While I didn't discover it until the latter half of 2009, I'd have to say eventlet is the coolest Python library I discovered in 2009. After leaving Slide, where I learned the joys of coroutines (a concept previously foreign to me) I briefly contemplated using greenlet to write a coroutines library similar to what is used at Slide. Fortunately I stumbled across eventlet in time, which shares common ancestry with Slide's proprietary library.

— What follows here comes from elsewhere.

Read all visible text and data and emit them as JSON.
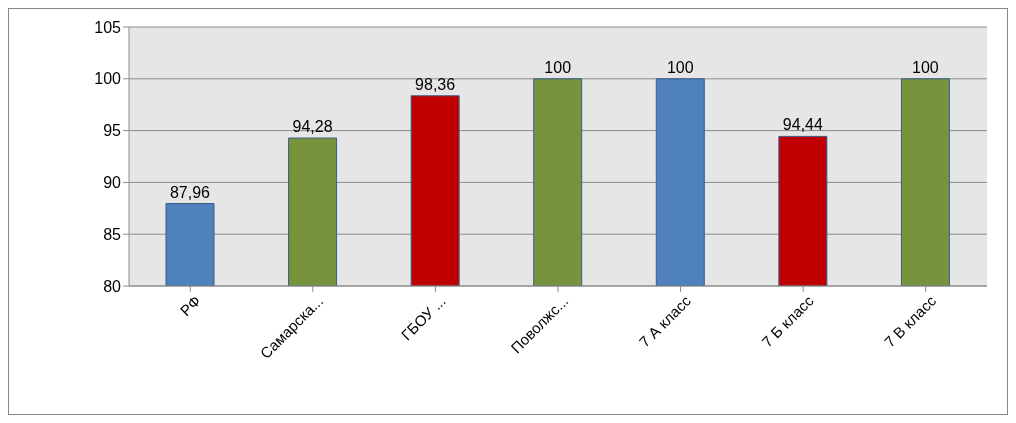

I'm not sure I really learned any new techniques over the past year, I started writing a lot more tests this past year but my habits don't quite qualify as Test Driven Development just yet. As far as Python goes, I've been introduced to the Python C API over the past year (written two entire modules in C PyECC and py-yajl) and while I wouldn't exactly call implementing Python modules in C a "technique" it's certainly a departure from regular Python (
Py_XDECREF I'm looking at you)
Regular readers of my blog can likely guess which open source project I contributed to most in 2009, Cheetah, of which I've become the maintainer. I also authored a number of new Python projects in 2009: PyECC a module implementing Elliptical Curve Cryptography (built on top of seccure), py-yajl a module utilizing yajl for fast JSON encoding/decoding, IronWatin an IronPython-based module for writing WatiN tests in Python (supporting screengrabs as well), PILServ an eventlet-based server to do server-side image transformations with PIL, TweepyDeck a PyGTK+ based Twitter client and MicroMVC a teeny-tiny MVC styled framework for Python and WSGI built on eventlet and Cheetah.
The Python reddit was probably the most read Python-related "blog" I read in 2009, it generally supercedes the Python Planet with regards to content but also includes discussions as well as package release posts.